CiekawostkiNa wojnie zostali kalekami. Dziś znów mogą chodzić

Na wojnie zostali kalekami. Dziś znów mogą chodzić

Niegdyś poważne okaleczenia kończyn lub rdzenia kręgowego były jak wyrok. Współcześnie, dzięki nowoczesnym technologiom, ulega to zmianie. Pozbawieni władzy w nogach czy rękach - m.in. ranni w wyniku działań wojennych kombatanci - nie muszą być skazani na wózek inwalidzki do końca życia. Dzięki "protezom przyszłości" mogą funkcjonować samodzielnie.

Na wojnie zostali kalekami.

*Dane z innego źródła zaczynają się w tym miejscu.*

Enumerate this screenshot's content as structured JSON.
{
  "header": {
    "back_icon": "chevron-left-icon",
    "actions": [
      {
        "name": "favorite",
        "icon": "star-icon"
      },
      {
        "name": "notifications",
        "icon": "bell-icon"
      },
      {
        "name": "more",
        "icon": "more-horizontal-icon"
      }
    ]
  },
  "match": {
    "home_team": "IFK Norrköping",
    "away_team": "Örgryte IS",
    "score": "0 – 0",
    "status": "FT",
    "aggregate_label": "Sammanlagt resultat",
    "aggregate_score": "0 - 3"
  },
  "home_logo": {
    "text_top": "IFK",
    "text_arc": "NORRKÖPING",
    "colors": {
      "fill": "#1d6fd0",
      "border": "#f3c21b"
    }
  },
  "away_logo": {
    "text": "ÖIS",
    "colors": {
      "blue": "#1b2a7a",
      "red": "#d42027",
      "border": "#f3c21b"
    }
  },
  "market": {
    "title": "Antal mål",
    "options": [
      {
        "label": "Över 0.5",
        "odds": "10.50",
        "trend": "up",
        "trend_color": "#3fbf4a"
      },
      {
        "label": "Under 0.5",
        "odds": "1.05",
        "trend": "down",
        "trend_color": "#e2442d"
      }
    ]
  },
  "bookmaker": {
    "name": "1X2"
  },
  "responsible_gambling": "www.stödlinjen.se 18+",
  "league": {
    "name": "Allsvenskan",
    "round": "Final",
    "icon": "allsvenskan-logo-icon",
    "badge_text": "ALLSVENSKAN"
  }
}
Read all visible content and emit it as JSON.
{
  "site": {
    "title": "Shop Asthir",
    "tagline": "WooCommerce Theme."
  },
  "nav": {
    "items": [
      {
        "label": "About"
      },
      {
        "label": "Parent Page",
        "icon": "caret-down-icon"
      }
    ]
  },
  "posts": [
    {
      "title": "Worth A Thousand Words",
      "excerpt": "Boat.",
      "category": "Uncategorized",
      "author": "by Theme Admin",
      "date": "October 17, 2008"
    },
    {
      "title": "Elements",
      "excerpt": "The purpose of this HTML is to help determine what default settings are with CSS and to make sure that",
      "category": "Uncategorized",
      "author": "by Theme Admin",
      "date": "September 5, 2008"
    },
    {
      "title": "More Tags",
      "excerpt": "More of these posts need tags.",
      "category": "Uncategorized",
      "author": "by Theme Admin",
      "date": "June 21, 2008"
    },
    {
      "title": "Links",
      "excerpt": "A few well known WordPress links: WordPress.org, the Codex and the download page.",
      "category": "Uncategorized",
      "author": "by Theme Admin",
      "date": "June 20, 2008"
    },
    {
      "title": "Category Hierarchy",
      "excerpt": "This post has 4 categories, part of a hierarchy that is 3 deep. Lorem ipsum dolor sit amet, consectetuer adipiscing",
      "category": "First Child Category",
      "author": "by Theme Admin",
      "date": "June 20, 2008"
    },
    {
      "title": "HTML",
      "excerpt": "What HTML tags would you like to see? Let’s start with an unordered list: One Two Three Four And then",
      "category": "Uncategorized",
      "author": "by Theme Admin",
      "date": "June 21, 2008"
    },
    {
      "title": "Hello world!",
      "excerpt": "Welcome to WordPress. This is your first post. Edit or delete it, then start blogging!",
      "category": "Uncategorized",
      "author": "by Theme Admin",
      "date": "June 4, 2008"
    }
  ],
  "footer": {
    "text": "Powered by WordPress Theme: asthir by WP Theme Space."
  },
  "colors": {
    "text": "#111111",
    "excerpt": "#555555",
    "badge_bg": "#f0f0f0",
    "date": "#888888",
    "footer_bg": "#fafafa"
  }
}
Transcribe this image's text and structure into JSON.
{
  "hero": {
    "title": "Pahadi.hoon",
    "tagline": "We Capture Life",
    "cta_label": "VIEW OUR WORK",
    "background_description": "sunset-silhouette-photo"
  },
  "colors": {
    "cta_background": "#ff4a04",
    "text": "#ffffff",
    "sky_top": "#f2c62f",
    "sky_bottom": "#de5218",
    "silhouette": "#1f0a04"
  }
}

Dziś znów mogą chodzić
Źródło zdjęć: © PAP

04.02.2016 | aktual.: 04.02.2016 13:00

Gene Laureano nie wierzył, że jeszcze kiedykolwiek przyjdzie mu stanąć na własnych nogach. Potem dowiedział się, że współczesna technika naprawdę może zdziałać cuda. Gdy w jednej z nowojorskich klinik testował ultralekki i funkcjonalny aparat ortopedyczny, który sprawił, że znów mógł się sprawnie poruszać, w oczach miał łzy wzruszenia. Ta radość nie trwała długo. Po zakończeniu testów musiał go oddać i powrócić do szarej rzeczywistości spod znaku wózka inwalidzkiego. Ludzi podobnych do Laureano, którzy po wojnie, ze względu na swoje kalectwo, musieli zapomnieć o dawnym życiu, jest oczywiście znacznie więcej. Ich codzienność mogłaby się zmienić nie do poznania, gdyby mieli wystarczająco dużo pieniędzy. Koszt zakupu jednego takiego urządzenia to aż 77 tys. dolarów (ponad 310 tys. zł).

Nogi "robota"

Supernowoczesny patent, pozwalający chodzić tym, którzy z punktu widzenia medycyny jeszcze niedawno pozostaliby na zawsze przykuci do łóżka bądź wózka inwalidzkiego, to ReWalk. W istocie jest to ortopedyczna proteza, która na pierwszy rzut oka przypomina nogę robota. Pozwala człowiekowi odzyskać władzę w nogach, które wcześniej, z powodu np. uszkodzenia kręgosłupa, były unieruchomione. Dzięki zewnętrznej powłoce sparaliżowana wcześniej osoba znów może wstać albo chodzić. Oczywiście najpierw musi się nauczyć panować nad mechanizmem. Ale jak zapewnia producent, odpowiedni trening błyskawicznie przynosi rezultaty.

Obraz

(fot. PAP)

Zaporowa cena

Nowoczesne technologie, które niedawno zadebiutowały na rynku, zazwyczaj kosztują fortunę. Wysoka cena bionicznego systemu, wyprodukowanego w 2011 r. przez firmę ReWalk Robotics, który przeszedł odpowiednie testy i został dopuszczony do obrotu przez FDA (działająca w Stanach Zjednoczonych Agencja Żywności i Leków) w 2014 r., nie może zatem dziwić. Jest jednak szansa, że marzenia ludzi takich jak Laureano wkrótce się spełnią. Swoje plany dotyczące wsparcia dla inwalidów wojennych przedstawił Departament Spraw Weteranów w Stanach Zjednoczonych. Mechaniczna powłoka, która pozwala na wzmocnienie ciała użytkownika i przypomina rozwiązania, które jeszcze do niedawna można było podziwiać jedynie w filmach science-fiction, być może przestanie być wkrótce dostępna jedynie dla nielicznych.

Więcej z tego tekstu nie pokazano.